I spend a lot of time feeling alone. There's a type of aloneness that comes with losing a spouse that is hard to explain. It permeates everything. When we married, we became one flesh. We were joined together in this inseparable way - body, heart, soul, life, money, dreams, sorrows - every facet of our lives was joined together.


Honestly, I felt lonely many times when G was alive. Marriage isn't the antidote to loneliness - Jesus is. I at times felt misunderstood, uncared for, unsupported or abandoned. All the painful parts of being a sinner married to a sinner. It isn't perfect. It's messy and we hurt and disappointed each other many times.


But this loneliness is different. It's a realization of being a party of 1 instead of a party of 2. I no longer belong to someone like I belonged to G. My plans, dreams, hopes, possibilities that I shared with G all ended the day he died. I am a me, no longer a we. I parent solo. I plan solo. I manage finances solo. Care for the house solo. Vacation solo. Shoulder my responsibilities solo.


There are things you share with family, things you share with friends, things you share with neighbors, things you share with your kids- and then on a whole other level there are things you share with your spouse. But mine is gone. The jokes, the complaints, the questions, the needs, the fears, the hopes, the comments, the annoyances - the little things and big things - they now stay with me. I experience them solo.

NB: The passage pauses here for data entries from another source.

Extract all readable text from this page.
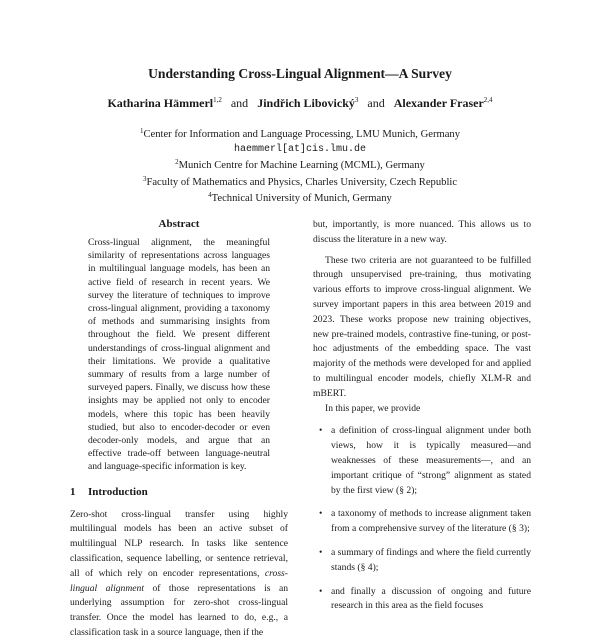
Understanding Cross-Lingual Alignment—A Survey
Katharina Hämmerl$^{1,2}$ and Jindřich Libovický$^3$ and Alexander Fraser$^{2,4}$
$^1$Center for Information and Language Processing, LMU Munich, Germany
haemmerl[at]cis.lmu.de
$^2$Munich Centre for Machine Learning (MCML), Germany
$^3$Faculty of Mathematics and Physics, Charles University, Czech Republic
$^4$Technical University of Munich, Germany
Abstract
Cross-lingual alignment, the meaningful similarity of representations across languages in multilingual language models, has been an active field of research in recent years. We survey the literature of techniques to improve cross-lingual alignment, providing a taxonomy of methods and summarising insights from throughout the field. We present different understandings of cross-lingual alignment and their limitations. We provide a qualitative summary of results from a large number of surveyed papers. Finally, we discuss how these insights may be applied not only to encoder models, where this topic has been heavily studied, but also to encoder-decoder or even decoder-only models, and argue that an effective trade-off between language-neutral and language-specific information is key.
1 Introduction

Zero-shot cross-lingual transfer using highly multilingual models has been an active subset of multilingual NLP research. In tasks like sentence classification, sequence labelling, or sentence retrieval, all of which rely on encoder representations, cross-lingual alignment of those representations is an underlying assumption for zero-shot cross-lingual transfer. Once the model has learned to do, e.g., a classification task in a source language, then if the

but, importantly, is more nuanced. This allows us to discuss the literature in a new way.

These two criteria are not guaranteed to be fulfilled through unsupervised pre-training, thus motivating various efforts to improve cross-lingual alignment. We survey important papers in this area between 2019 and 2023. These works propose new training objectives, new pre-trained models, contrastive fine-tuning, or post-hoc adjustments of the embedding space. The vast majority of the methods were developed for and applied to multilingual encoder models, chiefly XLM-R and mBERT.

In this paper, we provide

• a definition of cross-lingual alignment under both views, how it is typically measured—and weaknesses of these measurements—, and an important critique of “strong” alignment as stated by the first view (§ 2);
• a taxonomy of methods to increase alignment taken from a comprehensive survey of the literature (§ 3);
• a summary of findings and where the field currently stands (§ 4);
• and finally a discussion of ongoing and future research in this area as the field focuses
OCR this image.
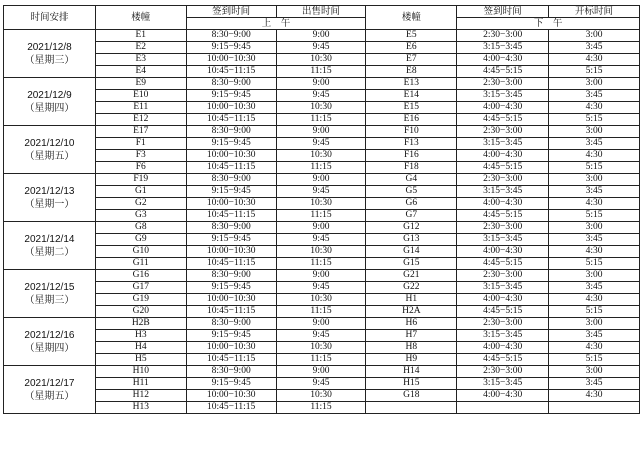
时间安排	楼幢	签到时间	出售时间	楼幢	签到时间	开标时间
		上　午			下　午	

2021/12/8
（星期三）	E1	8:30−9:00	9:00	E5	2:30−3:00	3:00
	E2	9:15−9:45	9:45	E6	3:15−3:45	3:45
	E3	10:00−10:30	10:30	E7	4:00−4:30	4:30
	E4	10:45−11:15	11:15	E8	4:45−5:15	5:15

2021/12/9
（星期四）	E9	8:30−9:00	9:00	E13	2:30−3:00	3:00
	E10	9:15−9:45	9:45	E14	3:15−3:45	3:45
	E11	10:00−10:30	10:30	E15	4:00−4:30	4:30
	E12	10:45−11:15	11:15	E16	4:45−5:15	5:15

2021/12/10
（星期五）	E17	8:30−9:00	9:00	F10	2:30−3:00	3:00
	F1	9:15−9:45	9:45	F13	3:15−3:45	3:45
	F3	10:00−10:30	10:30	F16	4:00−4:30	4:30
	F6	10:45−11:15	11:15	F18	4:45−5:15	5:15

2021/12/13
（星期一）	F19	8:30−9:00	9:00	G4	2:30−3:00	3:00
	G1	9:15−9:45	9:45	G5	3:15−3:45	3:45
	G2	10:00−10:30	10:30	G6	4:00−4:30	4:30
	G3	10:45−11:15	11:15	G7	4:45−5:15	5:15

2021/12/14
（星期二）	G8	8:30−9:00	9:00	G12	2:30−3:00	3:00
	G9	9:15−9:45	9:45	G13	3:15−3:45	3:45
	G10	10:00−10:30	10:30	G14	4:00−4:30	4:30
	G11	10:45−11:15	11:15	G15	4:45−5:15	5:15

2021/12/15
（星期三）	G16	8:30−9:00	9:00	G21	2:30−3:00	3:00
	G17	9:15−9:45	9:45	G22	3:15−3:45	3:45
	G19	10:00−10:30	10:30	H1	4:00−4:30	4:30
	G20	10:45−11:15	11:15	H2A	4:45−5:15	5:15

2021/12/16
（星期四）	H2B	8:30−9:00	9:00	H6	2:30−3:00	3:00
	H3	9:15−9:45	9:45	H7	3:15−3:45	3:45
	H4	10:00−10:30	10:30	H8	4:00−4:30	4:30
	H5	10:45−11:15	11:15	H9	4:45−5:15	5:15

2021/12/17
（星期五）	H10	8:30−9:00	9:00	H14	2:30−3:00	3:00
	H11	9:15−9:45	9:45	H15	3:15−3:45	3:45
	H12	10:00−10:30	10:30	G18	4:00−4:30	4:30
	H13	10:45−11:15	11:15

Some might encourage me to remarry. But remarriage isn't the antidote to this. Sure, I would no longer be solo. But it isn't just being alone - it's being alone without G. There's no replacing him. There's a loneliness that is as unique as our relationship. My college sweetheart and the 13.5 years of marriage and the 2.5 years we were together before that. No one else will know me like that. No one else walked through those years with me - knew who I was and how it effects who I am. No one else is P's Daddy.


But I have to remind myself that I am not completely alone. Jesus is with me. There are friends and neighbors still. My family cares. My son is a gift.


I can't push the people who are still here away. I need to move toward them or I really will be alone. And that's tough. Because I want to isolate in my pain. Lord help me.